A thunderstorm approached from the west. The massive, clearly defined thunderhead darkened about one third of the western sky. The other two thirds of the sky were still bright blue. I saw a group of hawks high in the sky. Usually I see them alone, soaring aimlessly or circling prey. I looked again. There were four, hundreds of feet up. They seemed to wander randomly, possibly fighting, darting towards and then away from each other, but clearly staying within each other’s company. I noticed they drifted as a group slowly from east to west. They were letting the warm currents carry them into the teeth of the advancing cold front. Two of them flew at one another and seem to collide before going off in different directions. The storm cloud inched eastward, swallowing everything in its path. When I looked at the hawks again, who continued their drift westward, I realized their movements were not random at all. Two of the hawks traveled in concentric circles, but in opposite directions, so their paths met twice in the course of making a circle, roughly on the northern and southern extremities of their arcs. The other two soared side by side, back and forth, north-south along the diameter of the circle the other two hawks circumscribed. Their behavior no longer looked like fighting, but more like play—organized play. They were enjoying themselves. I was struck by their relaxed and playful posture in the face of such a menacing threat on the horizon.

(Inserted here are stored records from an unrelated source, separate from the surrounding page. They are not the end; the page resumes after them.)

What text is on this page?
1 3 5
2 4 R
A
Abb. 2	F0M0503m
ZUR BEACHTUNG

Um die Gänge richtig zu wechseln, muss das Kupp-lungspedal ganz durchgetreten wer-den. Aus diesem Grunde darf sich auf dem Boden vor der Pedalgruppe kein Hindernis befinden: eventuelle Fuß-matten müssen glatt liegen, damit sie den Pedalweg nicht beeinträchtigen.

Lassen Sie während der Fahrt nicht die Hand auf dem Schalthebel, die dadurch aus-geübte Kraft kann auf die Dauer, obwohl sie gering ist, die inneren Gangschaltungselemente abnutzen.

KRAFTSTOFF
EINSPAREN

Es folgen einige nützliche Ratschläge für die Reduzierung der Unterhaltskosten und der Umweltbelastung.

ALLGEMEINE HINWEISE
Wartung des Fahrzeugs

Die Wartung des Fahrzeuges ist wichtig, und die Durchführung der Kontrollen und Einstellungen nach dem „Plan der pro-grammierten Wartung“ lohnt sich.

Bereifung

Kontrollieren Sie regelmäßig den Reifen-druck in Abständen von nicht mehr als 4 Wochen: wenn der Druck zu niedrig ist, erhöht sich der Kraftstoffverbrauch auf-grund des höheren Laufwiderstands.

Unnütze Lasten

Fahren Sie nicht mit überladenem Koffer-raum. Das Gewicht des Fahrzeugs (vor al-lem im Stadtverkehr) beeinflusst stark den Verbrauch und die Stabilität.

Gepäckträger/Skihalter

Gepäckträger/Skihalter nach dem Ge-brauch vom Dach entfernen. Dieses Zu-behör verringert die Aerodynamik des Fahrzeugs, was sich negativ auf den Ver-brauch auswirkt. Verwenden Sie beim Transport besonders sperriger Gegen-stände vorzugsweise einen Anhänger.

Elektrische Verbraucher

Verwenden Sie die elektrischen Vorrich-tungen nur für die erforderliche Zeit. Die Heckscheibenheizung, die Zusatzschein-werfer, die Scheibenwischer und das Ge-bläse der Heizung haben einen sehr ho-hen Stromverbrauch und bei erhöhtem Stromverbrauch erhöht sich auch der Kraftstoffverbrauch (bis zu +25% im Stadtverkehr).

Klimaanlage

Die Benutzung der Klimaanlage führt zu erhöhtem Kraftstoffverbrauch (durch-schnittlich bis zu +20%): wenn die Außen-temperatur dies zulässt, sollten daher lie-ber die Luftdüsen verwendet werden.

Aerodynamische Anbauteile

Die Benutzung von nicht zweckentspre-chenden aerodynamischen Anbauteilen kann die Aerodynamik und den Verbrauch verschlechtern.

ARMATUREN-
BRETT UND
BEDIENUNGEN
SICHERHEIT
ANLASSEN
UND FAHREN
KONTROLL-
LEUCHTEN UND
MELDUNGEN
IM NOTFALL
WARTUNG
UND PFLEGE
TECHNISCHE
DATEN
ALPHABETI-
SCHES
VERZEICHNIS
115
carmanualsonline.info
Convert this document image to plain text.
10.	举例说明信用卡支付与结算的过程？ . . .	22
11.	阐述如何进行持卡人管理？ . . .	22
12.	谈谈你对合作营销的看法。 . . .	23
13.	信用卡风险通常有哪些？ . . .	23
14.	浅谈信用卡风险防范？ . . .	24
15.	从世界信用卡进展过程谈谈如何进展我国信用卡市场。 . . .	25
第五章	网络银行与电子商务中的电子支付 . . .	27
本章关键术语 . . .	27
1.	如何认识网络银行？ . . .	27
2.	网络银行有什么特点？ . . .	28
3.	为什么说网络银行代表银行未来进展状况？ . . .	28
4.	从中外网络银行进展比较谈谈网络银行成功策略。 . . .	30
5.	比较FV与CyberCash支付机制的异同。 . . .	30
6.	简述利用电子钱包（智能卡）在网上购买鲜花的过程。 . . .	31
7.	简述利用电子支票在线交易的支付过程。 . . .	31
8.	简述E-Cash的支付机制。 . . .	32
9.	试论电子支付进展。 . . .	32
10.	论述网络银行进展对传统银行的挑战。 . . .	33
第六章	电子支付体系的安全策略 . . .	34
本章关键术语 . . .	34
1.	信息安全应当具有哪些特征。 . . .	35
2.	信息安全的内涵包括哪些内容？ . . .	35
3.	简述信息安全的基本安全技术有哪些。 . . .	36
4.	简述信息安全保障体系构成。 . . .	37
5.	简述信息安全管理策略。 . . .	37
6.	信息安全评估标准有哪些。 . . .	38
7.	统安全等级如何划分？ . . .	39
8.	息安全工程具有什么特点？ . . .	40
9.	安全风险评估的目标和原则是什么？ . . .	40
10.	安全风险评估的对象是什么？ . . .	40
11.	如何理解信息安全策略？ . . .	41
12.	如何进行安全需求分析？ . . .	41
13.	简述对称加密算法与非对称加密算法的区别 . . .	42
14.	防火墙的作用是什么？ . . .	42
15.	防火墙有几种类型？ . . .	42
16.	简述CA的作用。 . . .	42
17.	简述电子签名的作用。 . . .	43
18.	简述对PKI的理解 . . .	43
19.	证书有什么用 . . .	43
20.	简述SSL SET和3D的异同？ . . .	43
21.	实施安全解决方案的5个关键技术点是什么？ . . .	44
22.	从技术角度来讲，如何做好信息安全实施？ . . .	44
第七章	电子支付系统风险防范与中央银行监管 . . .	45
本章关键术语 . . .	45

Those hawks on that stormy afternoon believed in the things that make life worth living: cooperation, inspiration, love for others, and the capacity to discover moments of satisfaction in the midst of the daily grind. “Wait a minute” (you may ask), “how do you know they believed those things? You’re just projecting your own values and beliefs onto the hawks.” You’re probably right: I don’t know, and I am projecting. Such is the nature of belief. We are prolific inventors of ways to interpret the vagaries of reality in a manner that imbues them with significance. Religion, gods, and goddesses are the most common of these inventions. I do not believe in gods or goddesses, and I am not a devotee of any religion. This life is all I expect. My death looms on the horizon as the end of my conscious existence. The force of that knowledge keeps me aloft, close to those I love, awed by the vista, in rapt gratitude for the accident of my existence, even in full awareness of its fragility, transience, and absurdity.